TNKS as a glutamate-targeting PARP in vitro. A, solvent accessibility of common PARylated residues in TRF1-D (DNA-binding domain) and GMD crystal structures compared with a consensus residue exposure derived from a collection of homomultimeric crystal structures (see Table S1). B and C, activity assays examining the effects of PARG treatment of PAR/MAR-modified PARP-1 (B) and PAR/MAR-modified NS-TNKS with TRF1 (C). PARP-1 constructs consisted of WT PARP-1 and NS-TNKS as well as mutants PARP-1(E988Q) and NS-TNKS(E1291Q) that are confirmed to primarily synthesize MAR. The designated reaction mixtures were analyzed by SDS-PAGE (Load) and by Western blot analysis of PARylation (αPAR) and MARylation (αMAR). A His-tagged protein (Stnd) was added to each reaction after quenching to assess transfer efficiency of the blot; the protein was detected with an anti-His antibody (αHis).

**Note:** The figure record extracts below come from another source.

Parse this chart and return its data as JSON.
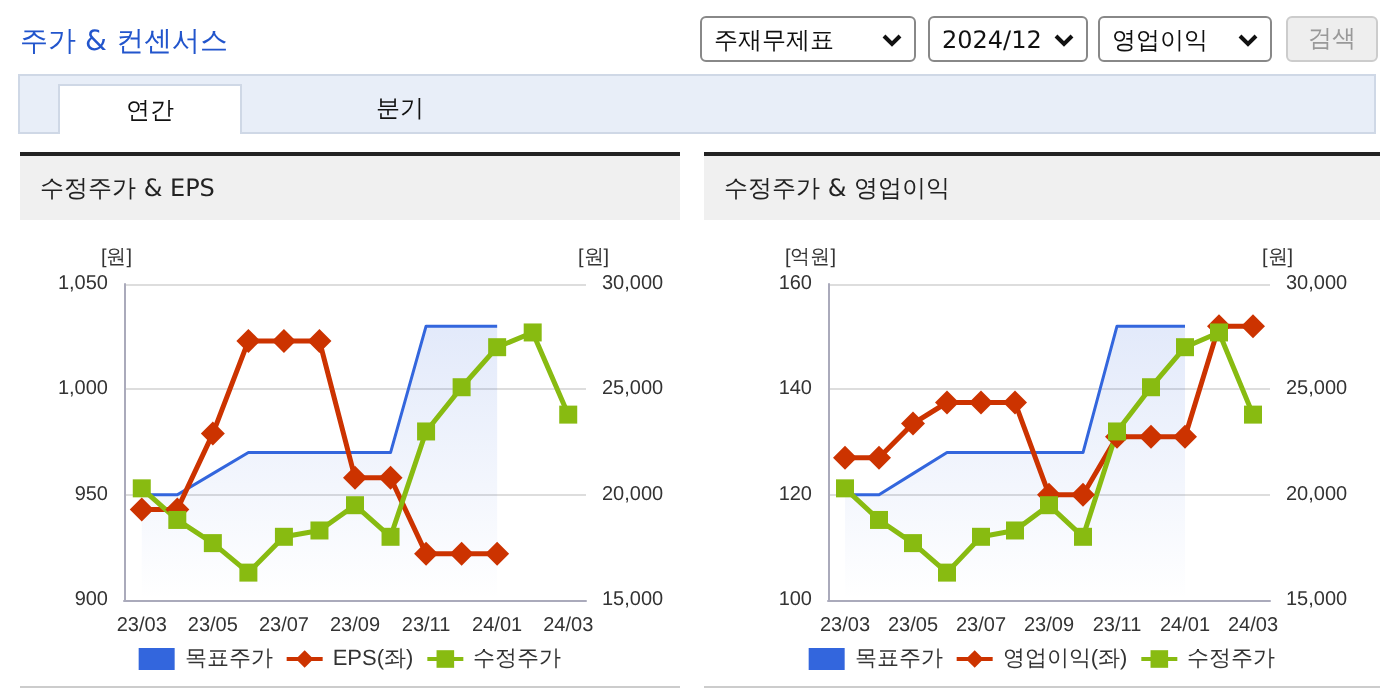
{
  "chart_data": [
    {
      "type": "other",
      "title": "주가 & 컨센서스",
      "annotations": [
        "주재무제표",
        "2024/12",
        "영업이익",
        "검색",
        "연간",
        "분기"
      ]
    },
    {
      "type": "line",
      "title": "수정주가 & EPS",
      "ylabel": "[원]",
      "y2label": "[원]",
      "categories": [
        "23/03",
        null,
        "23/05",
        null,
        "23/07",
        null,
        "23/09",
        null,
        "23/11",
        null,
        "24/01",
        null,
        "24/03"
      ],
      "series": [
        {
          "name": "목표주가",
          "type": "area",
          "axis": "y2",
          "color": "#3366dd",
          "marker": "none",
          "values": [
            20000,
            20000,
            21000,
            22000,
            22000,
            22000,
            22000,
            22000,
            28000,
            28000,
            28000,
            null,
            null
          ]
        },
        {
          "name": "EPS(좌)",
          "type": "line",
          "color": "#cc3300",
          "marker": "diamond",
          "values": [
            943,
            943,
            979,
            1023,
            1023,
            1023,
            958,
            958,
            922,
            922,
            922,
            null,
            null
          ]
        },
        {
          "name": "수정주가",
          "type": "line",
          "axis": "y2",
          "color": "#88bb11",
          "marker": "square",
          "values": [
            20300,
            18800,
            17700,
            16300,
            18000,
            18300,
            19500,
            18000,
            23000,
            25100,
            27000,
            27700,
            23800
          ]
        }
      ],
      "ylim": [
        900,
        1050
      ],
      "yticks": [
        900,
        950,
        {
          "value": 1000,
          "label": "1,000"
        },
        {
          "value": 1050,
          "label": "1,050"
        }
      ],
      "y2lim": [
        15000,
        30000
      ],
      "y2ticks": [
        {
          "value": 15000,
          "label": "15,000"
        },
        {
          "value": 20000,
          "label": "20,000"
        },
        {
          "value": 25000,
          "label": "25,000"
        },
        {
          "value": 30000,
          "label": "30,000"
        }
      ],
      "grid": "y",
      "legend": "bottom"
    },
    {
      "type": "line",
      "title": "수정주가 & 영업이익",
      "ylabel": "[억원]",
      "y2label": "[원]",
      "categories": [
        "23/03",
        null,
        "23/05",
        null,
        "23/07",
        null,
        "23/09",
        null,
        "23/11",
        null,
        "24/01",
        null,
        "24/03"
      ],
      "series": [
        {
          "name": "목표주가",
          "type": "area",
          "axis": "y2",
          "color": "#3366dd",
          "marker": "none",
          "values": [
            20000,
            20000,
            21000,
            22000,
            22000,
            22000,
            22000,
            22000,
            28000,
            28000,
            28000,
            null,
            null
          ]
        },
        {
          "name": "영업이익(좌)",
          "type": "line",
          "color": "#cc3300",
          "marker": "diamond",
          "values": [
            127,
            127,
            133.5,
            137.5,
            137.5,
            137.5,
            120,
            120,
            131,
            131,
            131,
            152,
            152
          ]
        },
        {
          "name": "수정주가",
          "type": "line",
          "axis": "y2",
          "color": "#88bb11",
          "marker": "square",
          "values": [
            20300,
            18800,
            17700,
            16300,
            18000,
            18300,
            19500,
            18000,
            23000,
            25100,
            27000,
            27700,
            23800
          ]
        }
      ],
      "ylim": [
        100,
        160
      ],
      "yticks": [
        100,
        120,
        140,
        160
      ],
      "y2lim": [
        15000,
        30000
      ],
      "y2ticks": [
        {
          "value": 15000,
          "label": "15,000"
        },
        {
          "value": 20000,
          "label": "20,000"
        },
        {
          "value": 25000,
          "label": "25,000"
        },
        {
          "value": 30000,
          "label": "30,000"
        }
      ],
      "grid": "y",
      "legend": "bottom"
    }
  ]
}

D, NS-TNKS(E1291Q) and TRF1 were mixed, incubated for 30 min (with or without NAD as indicated), and then quenched by the addition of PARP inhibitor rucaparib. MAR-modified NS-TNKS(E1291Q) was then treated with the hydrolases TARG1 and ARH3 (alone and in combination) over a time course to measure their ability to remove MAR. Reactions were quenched by the addition of Laemmli sample buffer. The designated reaction mixtures were analyzed by SDS-PAGE (Load) and by Western blot analysis of MARylation (αMAR). A His-tagged protein (Stnd) was added to each reaction after quenching to assess transfer efficiency of the blot; the protein was detected with an anti-His antibody (αHis). See Fig. S9, D and E, for the complete SDS-PAGE and Western blot images. E, quantification of the TRF1 band intensity from D. Quantification of the band intensity of NS-TNKS(E1291Q) is shown in Fig. S9A. Data represent the mean, error bars represent S.D.